Лихо хрипло рассмеялась. Ее смех отразился от люстры в гостиной, лампочки задрожали.
– Когда мир был молод, он знал только семь вещей. Одна из них была длительность часа. Какая жалость, что малышка Марья этого не знает. У тебя был час на то, чтобы учиться у меня на коленях, а час, если я захочу, будет таким же длинным, как целая весна. Но час уже пробил. Он приходит, а я ухожу. Мы стараемся держаться подальше друг от друга. Семейные сборища бывают такими неловкими.
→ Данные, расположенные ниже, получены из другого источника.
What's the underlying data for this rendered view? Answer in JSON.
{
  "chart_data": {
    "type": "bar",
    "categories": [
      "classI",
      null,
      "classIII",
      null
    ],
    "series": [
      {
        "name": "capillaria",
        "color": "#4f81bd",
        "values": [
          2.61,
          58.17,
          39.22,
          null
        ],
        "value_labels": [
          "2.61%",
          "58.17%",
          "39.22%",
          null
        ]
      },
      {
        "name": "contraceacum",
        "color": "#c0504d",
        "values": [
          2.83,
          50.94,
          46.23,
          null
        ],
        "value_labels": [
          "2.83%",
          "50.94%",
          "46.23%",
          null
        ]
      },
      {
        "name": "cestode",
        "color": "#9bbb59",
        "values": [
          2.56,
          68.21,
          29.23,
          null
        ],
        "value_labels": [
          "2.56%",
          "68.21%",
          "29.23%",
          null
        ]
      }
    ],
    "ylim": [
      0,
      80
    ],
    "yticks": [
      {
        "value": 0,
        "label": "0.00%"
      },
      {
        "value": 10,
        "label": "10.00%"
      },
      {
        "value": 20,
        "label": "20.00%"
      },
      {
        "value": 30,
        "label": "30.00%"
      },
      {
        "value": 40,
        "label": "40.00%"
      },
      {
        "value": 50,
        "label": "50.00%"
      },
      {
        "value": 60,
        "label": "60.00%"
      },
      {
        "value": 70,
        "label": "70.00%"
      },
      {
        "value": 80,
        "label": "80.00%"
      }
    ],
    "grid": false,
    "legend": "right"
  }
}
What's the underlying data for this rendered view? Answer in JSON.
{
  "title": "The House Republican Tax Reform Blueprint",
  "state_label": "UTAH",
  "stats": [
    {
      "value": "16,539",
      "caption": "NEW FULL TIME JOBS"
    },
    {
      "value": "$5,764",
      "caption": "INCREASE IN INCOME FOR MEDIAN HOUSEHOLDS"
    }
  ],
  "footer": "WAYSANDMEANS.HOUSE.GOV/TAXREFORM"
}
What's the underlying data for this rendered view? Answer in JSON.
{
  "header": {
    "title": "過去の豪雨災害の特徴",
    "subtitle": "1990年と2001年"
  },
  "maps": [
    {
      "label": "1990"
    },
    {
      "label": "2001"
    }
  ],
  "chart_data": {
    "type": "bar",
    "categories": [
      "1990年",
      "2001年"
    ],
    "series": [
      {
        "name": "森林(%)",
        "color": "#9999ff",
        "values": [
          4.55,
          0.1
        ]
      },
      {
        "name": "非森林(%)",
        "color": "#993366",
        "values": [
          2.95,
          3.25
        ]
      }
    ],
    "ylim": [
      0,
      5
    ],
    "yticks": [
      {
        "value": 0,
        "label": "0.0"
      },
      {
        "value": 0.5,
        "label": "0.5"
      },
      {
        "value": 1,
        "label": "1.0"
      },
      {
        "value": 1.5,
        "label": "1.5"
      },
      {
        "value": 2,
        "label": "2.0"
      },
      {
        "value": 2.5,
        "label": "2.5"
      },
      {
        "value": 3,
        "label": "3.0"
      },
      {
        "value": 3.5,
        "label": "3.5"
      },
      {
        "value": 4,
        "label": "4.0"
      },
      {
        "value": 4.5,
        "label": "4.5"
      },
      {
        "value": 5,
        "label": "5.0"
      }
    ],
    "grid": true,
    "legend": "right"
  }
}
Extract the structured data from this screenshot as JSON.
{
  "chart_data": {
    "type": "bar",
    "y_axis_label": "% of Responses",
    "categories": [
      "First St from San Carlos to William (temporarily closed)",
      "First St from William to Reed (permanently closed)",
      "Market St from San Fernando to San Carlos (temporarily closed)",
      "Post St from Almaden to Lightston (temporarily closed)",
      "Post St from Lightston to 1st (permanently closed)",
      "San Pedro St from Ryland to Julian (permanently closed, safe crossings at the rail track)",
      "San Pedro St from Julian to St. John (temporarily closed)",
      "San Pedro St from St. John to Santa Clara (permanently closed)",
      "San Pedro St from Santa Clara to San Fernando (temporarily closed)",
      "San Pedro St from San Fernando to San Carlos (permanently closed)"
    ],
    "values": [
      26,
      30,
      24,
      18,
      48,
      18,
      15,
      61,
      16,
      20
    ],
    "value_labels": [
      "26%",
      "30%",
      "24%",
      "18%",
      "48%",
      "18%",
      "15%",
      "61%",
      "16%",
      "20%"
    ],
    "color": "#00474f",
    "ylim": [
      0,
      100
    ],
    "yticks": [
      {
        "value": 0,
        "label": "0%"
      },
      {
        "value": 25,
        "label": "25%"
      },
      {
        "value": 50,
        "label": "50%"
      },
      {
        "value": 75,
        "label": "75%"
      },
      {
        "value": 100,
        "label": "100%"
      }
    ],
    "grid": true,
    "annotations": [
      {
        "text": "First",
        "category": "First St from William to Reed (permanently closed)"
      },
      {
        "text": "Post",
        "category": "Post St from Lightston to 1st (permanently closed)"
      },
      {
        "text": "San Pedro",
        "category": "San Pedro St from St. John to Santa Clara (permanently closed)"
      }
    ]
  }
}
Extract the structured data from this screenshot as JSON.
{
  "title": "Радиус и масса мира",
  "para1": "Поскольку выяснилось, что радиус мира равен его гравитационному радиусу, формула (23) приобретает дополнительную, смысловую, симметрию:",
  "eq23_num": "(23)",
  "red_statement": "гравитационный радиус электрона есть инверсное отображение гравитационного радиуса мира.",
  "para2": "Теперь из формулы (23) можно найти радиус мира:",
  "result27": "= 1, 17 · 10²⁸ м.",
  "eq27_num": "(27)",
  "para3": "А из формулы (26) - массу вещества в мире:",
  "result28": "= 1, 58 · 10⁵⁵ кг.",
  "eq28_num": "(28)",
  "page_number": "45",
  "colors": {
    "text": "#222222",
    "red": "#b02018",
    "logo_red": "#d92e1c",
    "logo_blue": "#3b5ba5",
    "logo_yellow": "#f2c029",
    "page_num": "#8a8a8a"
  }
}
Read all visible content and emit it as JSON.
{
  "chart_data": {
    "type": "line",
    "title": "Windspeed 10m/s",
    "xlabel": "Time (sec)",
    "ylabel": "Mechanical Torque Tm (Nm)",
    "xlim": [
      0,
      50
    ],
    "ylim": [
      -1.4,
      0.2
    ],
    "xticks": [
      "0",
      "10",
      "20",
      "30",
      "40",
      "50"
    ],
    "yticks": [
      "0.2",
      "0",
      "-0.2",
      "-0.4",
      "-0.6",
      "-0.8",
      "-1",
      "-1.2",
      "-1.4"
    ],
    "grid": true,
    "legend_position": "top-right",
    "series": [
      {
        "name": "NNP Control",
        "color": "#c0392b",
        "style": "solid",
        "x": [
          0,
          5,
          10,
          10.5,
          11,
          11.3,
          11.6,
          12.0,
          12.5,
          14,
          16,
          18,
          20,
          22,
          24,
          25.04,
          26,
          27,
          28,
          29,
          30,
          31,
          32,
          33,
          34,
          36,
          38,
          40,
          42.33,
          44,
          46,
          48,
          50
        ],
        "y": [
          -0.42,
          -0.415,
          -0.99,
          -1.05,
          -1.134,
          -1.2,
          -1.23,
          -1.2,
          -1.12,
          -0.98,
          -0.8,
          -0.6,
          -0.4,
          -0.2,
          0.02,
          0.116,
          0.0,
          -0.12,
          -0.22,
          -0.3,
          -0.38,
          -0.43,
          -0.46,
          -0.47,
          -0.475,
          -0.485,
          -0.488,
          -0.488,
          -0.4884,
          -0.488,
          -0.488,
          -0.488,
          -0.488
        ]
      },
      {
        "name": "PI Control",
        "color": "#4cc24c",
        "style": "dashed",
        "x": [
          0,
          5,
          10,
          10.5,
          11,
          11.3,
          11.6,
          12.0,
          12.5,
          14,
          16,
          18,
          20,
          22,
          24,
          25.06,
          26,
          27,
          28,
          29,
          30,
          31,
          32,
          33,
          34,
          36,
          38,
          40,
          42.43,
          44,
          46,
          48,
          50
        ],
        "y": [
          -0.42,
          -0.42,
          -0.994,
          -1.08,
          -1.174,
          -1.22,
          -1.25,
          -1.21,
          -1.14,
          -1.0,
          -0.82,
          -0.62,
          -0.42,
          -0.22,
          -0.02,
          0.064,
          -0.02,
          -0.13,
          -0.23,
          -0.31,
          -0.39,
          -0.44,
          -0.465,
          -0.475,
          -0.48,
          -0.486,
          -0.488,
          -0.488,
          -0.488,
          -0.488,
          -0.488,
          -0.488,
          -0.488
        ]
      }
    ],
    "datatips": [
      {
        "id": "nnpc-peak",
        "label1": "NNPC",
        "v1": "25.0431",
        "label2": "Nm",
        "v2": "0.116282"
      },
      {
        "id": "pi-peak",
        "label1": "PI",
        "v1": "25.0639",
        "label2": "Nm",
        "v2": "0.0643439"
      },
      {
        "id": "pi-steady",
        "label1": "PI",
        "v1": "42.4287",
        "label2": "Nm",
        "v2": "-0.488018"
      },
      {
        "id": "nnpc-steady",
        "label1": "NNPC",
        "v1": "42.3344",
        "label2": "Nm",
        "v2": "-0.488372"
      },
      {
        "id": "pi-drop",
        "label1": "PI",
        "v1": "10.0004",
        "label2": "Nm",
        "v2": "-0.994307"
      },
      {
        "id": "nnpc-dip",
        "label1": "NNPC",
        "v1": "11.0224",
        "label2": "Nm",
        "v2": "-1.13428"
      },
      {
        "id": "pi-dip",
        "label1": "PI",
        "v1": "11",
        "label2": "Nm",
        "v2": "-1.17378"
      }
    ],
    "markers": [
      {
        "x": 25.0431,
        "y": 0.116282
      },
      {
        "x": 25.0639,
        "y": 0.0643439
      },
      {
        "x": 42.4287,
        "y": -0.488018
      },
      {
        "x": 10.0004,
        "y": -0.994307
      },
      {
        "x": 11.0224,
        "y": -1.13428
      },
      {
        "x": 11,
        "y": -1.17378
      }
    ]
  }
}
У Марьи заходил ум за разум. Щеки ее горели. Черная книга нагрелась в руках.
– Ты – Царица Длины Часа.
– Беда полностью полагается на точно выбранное время, – ухмыльнулась Лихо.
– Кто приходит? – взмолилась Марья Моревна. Царь из поэмы? Но это же просто сказка – так и домовые были из сказки, а вот же. У нее все это в голове не укладывалось. Она не понимала чего-то крайне важного и ненавидела себя за это. Когда она знала что-то, а другие нет, было лучше.
– Скажи мне! – пробовала Марья скомандовать Лихо, девочка уже рычала и едва не выпрыгивала из башмаков.
Но Лихо только задрожала, сложила туловище, как чемодан, а чернота ее платья превратилась в черную шкуру высокой гончей, с ребрами, утянутыми в темное брюхо. Она пролаяла всего раз, но так громко, что Марья закрыла уши руками. После этого гончая исчезла с оглушительным треском.
Глава 5. Кому водить
В городе у моря на длинной узкой улице стоял длинный узкий дом, а у длинного узкого окна сидела в рабочей одежде Марья Моревна и рыдала. Она уже не глядела на деревья, как летом, когда они шумели листвой. Зимняя луна заглядывала в окно и серебряной рукой гладила ее по голове. Ей исполнилось шестнадцать лет, а тень семнадцатого тяжело нависала над каждой ее слезой. Достаточно взрослая, чтобы после школы идти на работу, достаточно взрослая, чтобы уставать от мизинцев до пяток, достаточно взрослая, чтобы знать, что что-то безвозвратно прошло мимо нее.